А Хамат не верил. Счастье, оно что? Добиваешься долго, а как получил, и не веришь, что не на миг, и страшно, что после будет. Как он без Жени? Пока не обнял, жизни не видел, а сейчас потеряй, и вовсе, как дышать забудет. От одной мысли больно и холод в груди. Парень сжал ладонь девушки и сунул в другую чашку с душистым чаем:
— Выпей, не обижай бабушку.
Ну, чай не лаваш, и Женя не стала противиться, выпила и, кивком поблагодарив бабульку, решила, что на этом ее дань вежливости отдана.
Мириам покачала головой, с прищуром взглянув на внука:
— Мне не веришь.
— Верю, бабушка.
— Ай, Хамат, как же она взяла-то тебя, крепче плюща обвила, канатами связала. Ай, ай!
Женя, почувствовав усталость и сонливость, прислонилась щекой к плечу Хамата, и тот тут же отозвался, погладил рукой волосы, обнял, лаская пальцами плечо. И стало вдруг все равно на билет, документы. Волнения, тревоги показались пустыми и никчемными. И только Хамат остался единственно важным. Его близость, тепло рук, крепость объятий и аромат одеколона дурманили голову и рождали лишь одно желание, острое до стона – оказаться в полной его власти и вновь испытать наслаждение. Он как наваждение единственно правил ею, смывая из разума все, что его не касалось.

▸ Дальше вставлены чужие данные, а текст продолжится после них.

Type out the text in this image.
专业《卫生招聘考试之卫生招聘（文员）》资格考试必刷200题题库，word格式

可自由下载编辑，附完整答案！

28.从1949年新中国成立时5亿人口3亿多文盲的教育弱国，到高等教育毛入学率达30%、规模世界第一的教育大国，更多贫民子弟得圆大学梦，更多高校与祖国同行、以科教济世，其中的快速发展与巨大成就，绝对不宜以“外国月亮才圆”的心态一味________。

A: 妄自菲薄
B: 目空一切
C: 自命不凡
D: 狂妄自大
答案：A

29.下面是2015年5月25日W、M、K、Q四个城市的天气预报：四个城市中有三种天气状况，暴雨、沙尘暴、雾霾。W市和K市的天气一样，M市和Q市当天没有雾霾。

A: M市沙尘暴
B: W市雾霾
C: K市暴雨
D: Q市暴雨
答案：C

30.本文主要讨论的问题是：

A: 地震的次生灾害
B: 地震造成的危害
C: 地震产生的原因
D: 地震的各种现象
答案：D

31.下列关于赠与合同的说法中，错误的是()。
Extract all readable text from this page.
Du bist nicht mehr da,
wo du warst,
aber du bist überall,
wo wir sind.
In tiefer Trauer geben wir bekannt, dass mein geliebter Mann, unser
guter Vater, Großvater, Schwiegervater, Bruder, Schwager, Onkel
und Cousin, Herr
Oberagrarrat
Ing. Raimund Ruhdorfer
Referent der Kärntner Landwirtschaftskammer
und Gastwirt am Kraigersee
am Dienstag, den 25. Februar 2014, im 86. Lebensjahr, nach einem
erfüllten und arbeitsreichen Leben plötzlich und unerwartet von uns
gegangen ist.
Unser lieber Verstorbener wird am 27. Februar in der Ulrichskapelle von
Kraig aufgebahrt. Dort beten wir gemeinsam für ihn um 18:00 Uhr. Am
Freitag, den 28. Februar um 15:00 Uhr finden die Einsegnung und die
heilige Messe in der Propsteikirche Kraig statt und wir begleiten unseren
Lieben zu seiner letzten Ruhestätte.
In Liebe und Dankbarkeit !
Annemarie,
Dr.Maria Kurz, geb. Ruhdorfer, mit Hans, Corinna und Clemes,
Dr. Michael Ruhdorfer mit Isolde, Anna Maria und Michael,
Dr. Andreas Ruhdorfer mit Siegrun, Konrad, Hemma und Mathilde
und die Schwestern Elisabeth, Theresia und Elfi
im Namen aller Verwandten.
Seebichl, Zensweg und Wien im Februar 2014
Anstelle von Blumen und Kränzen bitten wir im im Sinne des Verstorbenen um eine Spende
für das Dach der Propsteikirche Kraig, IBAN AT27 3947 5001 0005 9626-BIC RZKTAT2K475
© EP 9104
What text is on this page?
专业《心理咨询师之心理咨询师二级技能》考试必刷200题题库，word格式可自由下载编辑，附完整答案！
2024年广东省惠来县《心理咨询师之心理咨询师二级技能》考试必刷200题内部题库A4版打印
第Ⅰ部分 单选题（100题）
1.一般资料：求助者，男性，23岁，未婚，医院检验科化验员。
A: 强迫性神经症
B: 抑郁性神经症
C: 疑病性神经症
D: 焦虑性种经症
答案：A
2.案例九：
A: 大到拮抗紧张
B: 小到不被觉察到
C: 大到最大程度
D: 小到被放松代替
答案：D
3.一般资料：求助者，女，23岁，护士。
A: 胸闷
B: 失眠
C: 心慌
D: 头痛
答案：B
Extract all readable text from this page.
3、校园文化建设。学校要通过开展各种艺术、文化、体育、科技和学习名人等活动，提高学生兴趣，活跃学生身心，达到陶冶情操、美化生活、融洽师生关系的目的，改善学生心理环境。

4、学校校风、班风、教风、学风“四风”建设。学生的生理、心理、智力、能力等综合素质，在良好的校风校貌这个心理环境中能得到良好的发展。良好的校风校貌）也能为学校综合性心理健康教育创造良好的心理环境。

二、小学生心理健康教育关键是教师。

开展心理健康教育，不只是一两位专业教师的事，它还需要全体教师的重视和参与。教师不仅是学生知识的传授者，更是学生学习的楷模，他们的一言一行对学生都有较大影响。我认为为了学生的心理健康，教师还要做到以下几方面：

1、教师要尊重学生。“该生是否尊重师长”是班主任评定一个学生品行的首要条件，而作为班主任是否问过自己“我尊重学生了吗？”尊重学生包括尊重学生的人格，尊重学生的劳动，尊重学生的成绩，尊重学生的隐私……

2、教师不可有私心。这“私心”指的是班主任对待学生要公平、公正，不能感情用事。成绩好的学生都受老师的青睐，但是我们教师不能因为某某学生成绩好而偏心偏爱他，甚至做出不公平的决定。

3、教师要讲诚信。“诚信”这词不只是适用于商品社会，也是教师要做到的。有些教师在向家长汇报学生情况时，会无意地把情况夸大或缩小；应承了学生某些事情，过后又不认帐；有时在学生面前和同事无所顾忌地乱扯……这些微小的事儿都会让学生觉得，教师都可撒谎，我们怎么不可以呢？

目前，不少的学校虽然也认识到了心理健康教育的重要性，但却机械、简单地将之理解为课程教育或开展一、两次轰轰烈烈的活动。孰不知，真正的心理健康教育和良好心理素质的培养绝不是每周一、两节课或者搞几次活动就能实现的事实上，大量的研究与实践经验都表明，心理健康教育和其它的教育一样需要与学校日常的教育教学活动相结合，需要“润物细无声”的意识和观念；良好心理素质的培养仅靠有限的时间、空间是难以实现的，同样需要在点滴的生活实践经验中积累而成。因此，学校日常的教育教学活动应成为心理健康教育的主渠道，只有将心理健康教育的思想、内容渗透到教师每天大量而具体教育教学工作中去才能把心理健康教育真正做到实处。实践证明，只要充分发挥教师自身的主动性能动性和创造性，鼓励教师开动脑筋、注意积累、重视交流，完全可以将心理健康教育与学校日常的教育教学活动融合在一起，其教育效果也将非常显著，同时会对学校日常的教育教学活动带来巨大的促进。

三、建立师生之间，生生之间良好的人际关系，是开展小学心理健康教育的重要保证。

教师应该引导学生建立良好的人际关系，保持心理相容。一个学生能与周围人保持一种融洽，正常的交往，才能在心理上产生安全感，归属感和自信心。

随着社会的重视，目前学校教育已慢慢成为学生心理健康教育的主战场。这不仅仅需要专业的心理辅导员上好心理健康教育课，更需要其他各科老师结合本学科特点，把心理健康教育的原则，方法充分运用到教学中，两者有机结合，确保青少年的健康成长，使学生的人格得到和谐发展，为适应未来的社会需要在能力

Женя забыла, где она и кто: любуясь, смотрела на обожаемые черты лица, ласкала взглядом кожу на щеке, терлась о его плечо и мечтала поцеловать, почувствовать вкус его кожи на своих губах. Ладонь сжимала его руку и мечтала проникнуть под рубашку.
— Потерпи, — шепнул он ей, улыбнувшись.
Женя разочарованно вздохнула.
— Ну-ка, спиной ко мне ее поверни, — приказа парню Мириам. Тот послушно поднялся, поставил Женю спиной к бабушке. Та подошла и, зашептав что-то, принялась водить пальцами по плечам, позвоночнику. Не неприятно – не понятно. Что она делает? — хотела спросить, но губы Хамата оказались так близко, что девушка забыла, что хотела спросить. Да, и какая разница: кто, что? Хамат рядом, вот он, остальное неважно, совсем неважно.
— Ну и все, теперь и захочет, да не уйдет. Твоя, —усмехнулась женщина. — А дальше уж сам. Идите.
Хамат подхватил Женю на руки, отнес в свои комнаты. Она не видела, куда, находясь в забытьи упоенья. Целовала шею парня, ласкала, счастливая, что может прикасаться к нему, наслаждаться его близостью. И ничего больше не надо, никого.